My grandmother paid for my tuition during grad school (and undergrad. Shout out to my amazing grandmother!!). That's a huge reason for following through and finishing. But even more than that, I need to finish this degree for me. I need to close that chapter of my life-which I believe is the final thing keeping me entrenched in my grief over losing my relationships with the kids I nannied. 



So here I go. Pray for me. Hold me accountable. And don't let me get distracted with memes and youtube videos...May the odds be ever in my favor.

xxo


New Page


This week brought the start of a new summer job. I felt all kinds of emotions. This past year has been the toughest of my life so far. So much change. So much growth. SO.MUCH.FEELS. The start of something new (that I had longed for for so long) included both highs and lows. All throughout day one I reminded myself over and over that anything new is scary and unknown for a time. I went into day two with an attitude of acceptance and openness to the experience.
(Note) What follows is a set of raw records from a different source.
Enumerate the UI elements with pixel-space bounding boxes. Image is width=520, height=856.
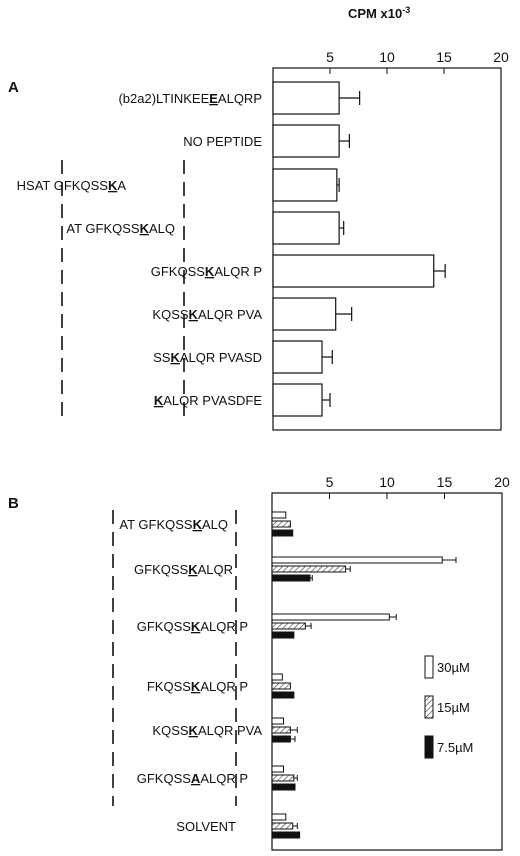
row-label: AT GFKQSSKALQ: [66, 221, 175, 236]
bar-7-5um: [271, 631, 295, 639]
x-tick-label: 15: [436, 49, 452, 65]
bar-15um: [271, 774, 295, 782]
row-label: (b2a2)LTINKEEEALQRP: [118, 91, 262, 106]
legend-label-7-5um: 7.5µM: [437, 740, 473, 755]
panel-label-a: A: [8, 79, 19, 96]
row-label: AT GFKQSSKALQ: [119, 517, 228, 532]
bar-30um: [271, 765, 284, 773]
bar: [272, 254, 435, 288]
bar: [272, 124, 340, 158]
row-label: NO PEPTIDE: [183, 134, 262, 149]
x-tick-label: 10: [379, 49, 395, 65]
bar-7-5um: [271, 783, 296, 791]
axis-title: CPM x10-3: [348, 5, 410, 21]
row-label: GFKQSSKALQR P: [137, 619, 248, 634]
bar-30um: [271, 813, 287, 821]
row-label: SSKALQR PVASD: [153, 350, 262, 365]
bar-7-5um: [271, 574, 311, 582]
legend: 30µM 15µM 7.5µM: [424, 655, 473, 759]
bar-7-5um: [271, 831, 301, 839]
panel-b-labels: AT GFKQSSKALQ GFKQSSKALQR GFKQSSKALQR P FKQ…: [119, 517, 262, 834]
bar-7-5um: [271, 691, 295, 699]
x-tick-label: 5: [326, 49, 334, 65]
panel-a-dashes: [61, 160, 185, 416]
legend-swatch-15um: [424, 695, 434, 719]
bar-7-5um: [271, 735, 291, 743]
row-label: KALQR PVASDFE: [154, 393, 262, 408]
row-label: KQSSKALQR PVA: [152, 307, 262, 322]
legend-label-15um: 15µM: [437, 700, 470, 715]
panel-a-frame: [272, 67, 502, 431]
bar-15um: [271, 822, 294, 830]
x-tick-label: 20: [494, 474, 510, 490]
bar: [272, 81, 340, 115]
row-label: GFKQSSAALQR P: [137, 771, 248, 786]
bar-30um: [271, 717, 284, 725]
legend-label-30um: 30µM: [437, 660, 470, 675]
bar-30um: [271, 556, 443, 564]
bar-15um: [271, 565, 347, 573]
panel-a-labels: (b2a2)LTINKEEEALQRP NO PEPTIDE HSAT GFKQSS…: [17, 91, 263, 408]
panel-b-plot: 5 10 15 20: [271, 474, 510, 851]
legend-swatch-30um: [424, 655, 434, 679]
x-tick-label: 15: [437, 474, 453, 490]
row-label: KQSSKALQR PVA: [152, 723, 262, 738]
panel-b-dashes: [112, 510, 237, 806]
panel-a-plot: 5 10 15 20: [272, 49, 509, 431]
panel-label-b: B: [8, 495, 19, 512]
row-label: FKQSSKALQR P: [147, 679, 248, 694]
bar: [272, 340, 323, 374]
bar-15um: [271, 622, 306, 630]
bar-30um: [271, 673, 283, 681]
bar: [272, 168, 338, 202]
bar: [272, 297, 337, 331]
row-label: HSAT GFKQSSKA: [17, 178, 127, 193]
bar-15um: [271, 726, 291, 734]
bar: [272, 383, 323, 417]
bar-7-5um: [271, 529, 294, 537]
bar-30um: [271, 511, 287, 519]
bar-15um: [271, 520, 291, 528]
row-label: GFKQSSKALQR P: [151, 264, 262, 279]
bar-15um: [271, 682, 291, 690]
x-tick-label: 5: [326, 474, 334, 490]
x-tick-label: 20: [493, 49, 509, 65]
bar: [272, 211, 340, 245]
legend-swatch-7-5um: [424, 735, 434, 759]
row-label: GFKQSSKALQR: [134, 562, 233, 577]
x-tick-label: 10: [379, 474, 395, 490]
bar-30um: [271, 613, 390, 621]
row-label: SOLVENT: [176, 819, 236, 834]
Thankfully, the universe gave me a gentle pat on the back and I felt more relaxed and engaged. So much more to come in this new space. As usual, I'll be right here, sharing it all with you (I'm talking to you, mom & Brooke, my only two readers)



xxo


On Display


My friend Carolyn has been going through a leadership program for the last six months. She is part of the New Leaders Council-Sacramento Chapter. As we've connected over the last few months she's shared with me how much she's gotten out of the program. It sounds a bit rigorous, in that you give a lot of your evenings and weekends to meet ups and projects and learning. But she's also discovered so much about herself as a leader-both in her career and her personal life. 

About a week and a half ago Carolyn reached out to me with the opportunity to be a featured artist in NLC's fundraiser. Back in April I interviewed and photographed Carolyn for I've Got Your Back. It's a series I've used to focus on the beauty of women both physically through the portrait, and mentally/emotionally/spiritually with the interview. The idea is that even though we may look different, even though we may have different jobs/passions/beliefs, at the end of the day, we should have each others' back. 

I was blown away by the fact that she even thought of me and proposed it to her group. After the initial jaw-drop I immediately said yes. The somewhat unfortunate part was that I would be in New York at the time of the fundraiser event, so I wouldn't actually see my work displayed in person and explain it myself. But Carolyn did such a great job of helping me put together a bio and blurb about the series. She sent me a couple pictures from the night of the event and said people were interested in my work and the goal of the series: to connect women and build community. 

I am beyond ecstatic and giddy about it all. I love getting more and more connected and exposed to the creative communities here in Sacramento. I love that someone else has felt drawn to my work and possibly inspired.